One way to view this sudden collapse in structure can be described by the R.E.M. song “It’s The End Of The World.”

In the first couple of days, I felt disoriented: In a regular week, I have 30 hours (or more, depending on traffic) of swimming and driving, and finding things to fill that time was a struggle at first.

I wanted to hang out with school friends, swim friends, literally anyone. I wanted to go swimming (in a heated pool). I wanted things to be normal.

Five weeks later, I still want the same things, but I understand the gravity of our situation here in Sacramento. My family is learning how to cope with one another, and I’m learning how to do land sports, mainly biking. We are doing the best we can with the situation, searching for more ways to keep us in shape for when the world will begin to turn again. 

On the bright side, I’ve found a new sport that I can fall in love with, and I’ve overcome my anxiety of phone calls.

For those of you who know about the time restrictions on my phone, I now have 20 whole minutes of screen time instead of 15 (wow! progress!), and I’ve taken up felting as well as crocheting little animals. 

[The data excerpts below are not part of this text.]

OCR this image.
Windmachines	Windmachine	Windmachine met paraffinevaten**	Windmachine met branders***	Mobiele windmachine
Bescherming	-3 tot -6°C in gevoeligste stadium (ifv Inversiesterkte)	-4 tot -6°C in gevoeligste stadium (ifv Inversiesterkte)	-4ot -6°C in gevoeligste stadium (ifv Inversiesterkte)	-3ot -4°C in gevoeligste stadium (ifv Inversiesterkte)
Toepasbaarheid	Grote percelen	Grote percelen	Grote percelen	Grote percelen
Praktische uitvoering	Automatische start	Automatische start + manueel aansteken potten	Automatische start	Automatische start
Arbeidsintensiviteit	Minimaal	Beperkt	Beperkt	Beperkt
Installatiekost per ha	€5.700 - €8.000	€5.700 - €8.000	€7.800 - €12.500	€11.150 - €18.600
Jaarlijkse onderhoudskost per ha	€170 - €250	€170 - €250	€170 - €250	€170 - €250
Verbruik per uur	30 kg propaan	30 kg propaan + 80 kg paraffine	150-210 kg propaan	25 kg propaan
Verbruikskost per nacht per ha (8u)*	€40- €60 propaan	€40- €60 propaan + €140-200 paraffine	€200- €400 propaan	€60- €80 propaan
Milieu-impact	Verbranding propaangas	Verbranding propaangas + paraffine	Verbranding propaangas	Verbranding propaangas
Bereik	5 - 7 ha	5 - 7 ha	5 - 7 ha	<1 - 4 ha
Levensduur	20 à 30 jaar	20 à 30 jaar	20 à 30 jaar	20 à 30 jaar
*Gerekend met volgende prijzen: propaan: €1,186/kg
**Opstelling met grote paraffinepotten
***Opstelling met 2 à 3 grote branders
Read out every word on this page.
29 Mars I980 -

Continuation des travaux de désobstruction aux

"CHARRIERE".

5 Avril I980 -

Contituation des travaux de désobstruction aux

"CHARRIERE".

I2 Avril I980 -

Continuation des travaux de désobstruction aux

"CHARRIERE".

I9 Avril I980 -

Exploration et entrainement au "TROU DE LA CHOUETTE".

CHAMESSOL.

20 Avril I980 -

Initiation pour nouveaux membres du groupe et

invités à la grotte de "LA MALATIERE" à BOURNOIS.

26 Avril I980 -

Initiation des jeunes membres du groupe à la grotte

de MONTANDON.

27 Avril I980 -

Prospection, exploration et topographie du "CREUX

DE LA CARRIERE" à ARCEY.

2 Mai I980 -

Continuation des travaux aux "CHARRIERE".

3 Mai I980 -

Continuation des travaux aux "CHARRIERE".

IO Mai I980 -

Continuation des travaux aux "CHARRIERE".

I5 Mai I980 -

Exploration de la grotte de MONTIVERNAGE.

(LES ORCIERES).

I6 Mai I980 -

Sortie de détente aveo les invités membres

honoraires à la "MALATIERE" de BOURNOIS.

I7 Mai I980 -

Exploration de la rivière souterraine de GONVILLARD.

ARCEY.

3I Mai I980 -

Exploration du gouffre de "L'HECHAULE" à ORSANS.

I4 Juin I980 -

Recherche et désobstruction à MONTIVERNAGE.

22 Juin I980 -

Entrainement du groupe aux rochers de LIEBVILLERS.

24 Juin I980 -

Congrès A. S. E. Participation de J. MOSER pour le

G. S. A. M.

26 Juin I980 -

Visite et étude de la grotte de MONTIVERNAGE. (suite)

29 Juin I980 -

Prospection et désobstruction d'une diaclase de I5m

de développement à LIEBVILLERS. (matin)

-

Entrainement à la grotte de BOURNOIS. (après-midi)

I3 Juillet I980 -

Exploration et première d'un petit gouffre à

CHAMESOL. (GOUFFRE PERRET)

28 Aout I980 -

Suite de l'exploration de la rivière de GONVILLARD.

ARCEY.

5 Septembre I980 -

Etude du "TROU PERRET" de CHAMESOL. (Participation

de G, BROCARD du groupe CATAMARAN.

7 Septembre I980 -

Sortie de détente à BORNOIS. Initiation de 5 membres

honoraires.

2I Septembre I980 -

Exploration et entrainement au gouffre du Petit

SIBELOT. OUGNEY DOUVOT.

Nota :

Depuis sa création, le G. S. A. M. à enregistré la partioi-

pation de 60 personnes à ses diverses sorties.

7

Plus, I’m teaching my mom how to paint, and we both tried a juice-cleanse diet together. (I lasted six days, she lasted three-quarters of a day, but it’s the thought that counts.) 

When the crisis started, I mainly focused on what I was missing between in-person interaction and training in water. I’m still kind of in that mindset of despair over what I’m not doing, but I’m slowly starting to see opportunities. 

Sure, I’d much rather be going out with my friends right now, but this quarantine has provided me with an awesome chance to explore new interests, improve different skills and get to know myself a little better.